Eidothea hardeniana was discovered only five years ago; and only one population is known, numbering about 90 individuals.
Yet it appears to be a highly active plant, flowering young and growing vigorously; and the single population is genetically very diverse, a trait which is usually favourable to survival.
Maurizio Rosetto is trying to figure out the rules that determine survival
One mechanism which enables it to maintain this diversity is a block, presumably genetic, on self-pollination; only cross-pollinated seeds survive.
Each tree blooms infrequently, so no given pair of trees is likely to cross often.
And it is able to live for hundreds, perhaps thousands of years by re-sprouting - dying back, and allowing a new stem to form.
The second tree, Elaeocarpus williamsianus, possesses some of the same mechanisms which make Eidothea hardeniana so locally successful.
Nine small populations have been found in New South Wales; so you might presume it is in a better state than hardeniana.
Not a bit of it; here re-sprouting appears to have got out of hand.
"When we went to look at those populations and analyse them using DNA techniques, what we found was that every single population is one individual," recounts Dr Rossetto.
"Because, like Eidothea, it doesn't self-pollinate, all those populations - except for one, where there are two individuals - are sterile.

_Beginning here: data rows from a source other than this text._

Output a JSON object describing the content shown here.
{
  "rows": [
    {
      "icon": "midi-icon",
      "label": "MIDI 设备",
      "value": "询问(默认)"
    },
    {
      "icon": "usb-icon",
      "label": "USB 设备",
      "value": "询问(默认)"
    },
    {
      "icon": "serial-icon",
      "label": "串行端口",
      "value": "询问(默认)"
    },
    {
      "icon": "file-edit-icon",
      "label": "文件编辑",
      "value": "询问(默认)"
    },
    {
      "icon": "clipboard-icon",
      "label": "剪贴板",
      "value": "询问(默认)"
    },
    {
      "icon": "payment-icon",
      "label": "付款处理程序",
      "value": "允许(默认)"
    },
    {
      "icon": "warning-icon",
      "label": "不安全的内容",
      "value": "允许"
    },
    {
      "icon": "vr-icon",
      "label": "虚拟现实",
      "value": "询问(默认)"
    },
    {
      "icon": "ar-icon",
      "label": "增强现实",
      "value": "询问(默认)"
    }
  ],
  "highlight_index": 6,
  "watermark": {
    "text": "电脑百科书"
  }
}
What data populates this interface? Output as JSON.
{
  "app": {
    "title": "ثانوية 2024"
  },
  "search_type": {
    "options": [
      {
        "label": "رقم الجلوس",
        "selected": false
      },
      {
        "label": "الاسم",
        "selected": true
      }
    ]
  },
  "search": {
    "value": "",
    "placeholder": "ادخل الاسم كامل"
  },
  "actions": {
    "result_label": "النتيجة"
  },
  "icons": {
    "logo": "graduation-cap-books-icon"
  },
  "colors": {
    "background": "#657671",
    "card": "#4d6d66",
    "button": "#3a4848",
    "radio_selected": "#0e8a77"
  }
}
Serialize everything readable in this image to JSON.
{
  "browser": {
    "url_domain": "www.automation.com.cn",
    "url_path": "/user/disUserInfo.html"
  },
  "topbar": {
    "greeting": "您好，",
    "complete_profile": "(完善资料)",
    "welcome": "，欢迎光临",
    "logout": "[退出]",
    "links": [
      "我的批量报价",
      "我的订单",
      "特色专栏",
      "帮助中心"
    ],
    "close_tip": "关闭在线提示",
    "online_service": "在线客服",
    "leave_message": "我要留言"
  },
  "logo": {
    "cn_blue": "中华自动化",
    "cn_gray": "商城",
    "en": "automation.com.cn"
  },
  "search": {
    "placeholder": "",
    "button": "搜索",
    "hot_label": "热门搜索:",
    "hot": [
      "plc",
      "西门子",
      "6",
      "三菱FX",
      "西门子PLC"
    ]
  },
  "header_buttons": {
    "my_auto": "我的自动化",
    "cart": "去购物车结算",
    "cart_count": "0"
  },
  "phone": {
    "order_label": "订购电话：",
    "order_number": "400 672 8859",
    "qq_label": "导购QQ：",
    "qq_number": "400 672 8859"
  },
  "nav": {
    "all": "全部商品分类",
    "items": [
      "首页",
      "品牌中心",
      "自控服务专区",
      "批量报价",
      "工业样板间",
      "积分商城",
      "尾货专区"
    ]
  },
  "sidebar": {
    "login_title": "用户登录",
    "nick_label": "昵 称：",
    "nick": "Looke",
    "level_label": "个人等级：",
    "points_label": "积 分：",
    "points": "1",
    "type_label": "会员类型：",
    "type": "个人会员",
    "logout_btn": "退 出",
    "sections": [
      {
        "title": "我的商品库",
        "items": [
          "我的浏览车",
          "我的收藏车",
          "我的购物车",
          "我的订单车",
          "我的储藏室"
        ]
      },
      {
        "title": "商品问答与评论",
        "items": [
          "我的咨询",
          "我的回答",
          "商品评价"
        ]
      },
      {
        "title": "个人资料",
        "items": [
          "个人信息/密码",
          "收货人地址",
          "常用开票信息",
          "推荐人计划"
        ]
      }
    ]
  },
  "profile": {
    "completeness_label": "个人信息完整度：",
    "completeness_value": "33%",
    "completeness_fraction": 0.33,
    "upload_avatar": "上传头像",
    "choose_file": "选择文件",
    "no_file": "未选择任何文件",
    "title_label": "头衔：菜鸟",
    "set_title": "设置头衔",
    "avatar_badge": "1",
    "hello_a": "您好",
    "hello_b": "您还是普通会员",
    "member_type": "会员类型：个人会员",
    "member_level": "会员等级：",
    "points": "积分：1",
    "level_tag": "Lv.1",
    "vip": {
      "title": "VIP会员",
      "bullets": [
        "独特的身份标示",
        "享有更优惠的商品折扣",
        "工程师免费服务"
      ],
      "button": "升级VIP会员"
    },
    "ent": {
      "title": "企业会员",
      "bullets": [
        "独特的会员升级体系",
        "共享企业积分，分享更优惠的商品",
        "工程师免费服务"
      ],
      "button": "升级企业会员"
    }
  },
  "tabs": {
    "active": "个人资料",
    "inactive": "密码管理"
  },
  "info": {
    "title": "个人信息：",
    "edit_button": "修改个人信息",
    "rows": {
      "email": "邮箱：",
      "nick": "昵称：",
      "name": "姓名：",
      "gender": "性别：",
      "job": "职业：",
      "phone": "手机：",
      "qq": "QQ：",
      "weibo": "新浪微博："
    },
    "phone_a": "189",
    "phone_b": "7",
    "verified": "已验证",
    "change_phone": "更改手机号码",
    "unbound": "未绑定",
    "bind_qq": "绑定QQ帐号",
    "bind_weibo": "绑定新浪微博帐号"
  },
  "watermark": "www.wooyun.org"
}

So because of the success of this re-sprouting habit, this species has cornered itself in an evolutionary impasse."
So it is heading for extinction?
"It is not in a very practical position, let's put it this way!"
Effects if size
Two trees, then, each able to re-sprout and to prevent self-pollination; but it is williamsianus with its apparently larger population size which is in trouble, while the tiny colony of hardeniana looks set to cope much better.
"Sometimes there is this rationale - like 'we'll save the big area and get rid of the small area' - it's not as simple as that, and we have lots of examples where the small population has more diversity than the big population," says Maurizio Rossetto.
"You need to have better understanding; and if you have sufficient data from a sufficient number of species, that will help us to make some true generalisations."
Taken far enough, could detailed investigations including fieldwork and genetic analysis produce a kind of rulebook - a definitive list of the traits which make a given species more or less likely to survive a period of sustained stress, as the human race and its six billion members are now creating?
"I think it's not impossible," Rossetto says.
Until that happens, what conclusions would Corey Bradshaw draw from his overview? Are there any traits which place species in greater or less danger?
"If you think about it, nothing really evolves to go extinct," he comments, "it's anti-life, anti-Darwinian, it makes no sense.
"What does make sense is if, suddenly, a novel mortality source comes along, acting on a scale which is much less than the lifetime of an individual; then you're getting into a problem."
And here may be a clue; because in the animal kingdom, the lifetime of an individual tends to parallel body size.
"If your body size is large, chances are you're not going to be able to adapt to novel mortality sources.
"If I were going to predict whether an elephant or a mouse would go extinct, I would say an elephant most likely, because it's not going to be able to adapt to the changes we're making to the planet."
What does all of this prove? Basically, that extinction is a complex business - size, at least in terms of a population, is far from everything.
And allocating valuable conservation resources is best done from a position of knowledge.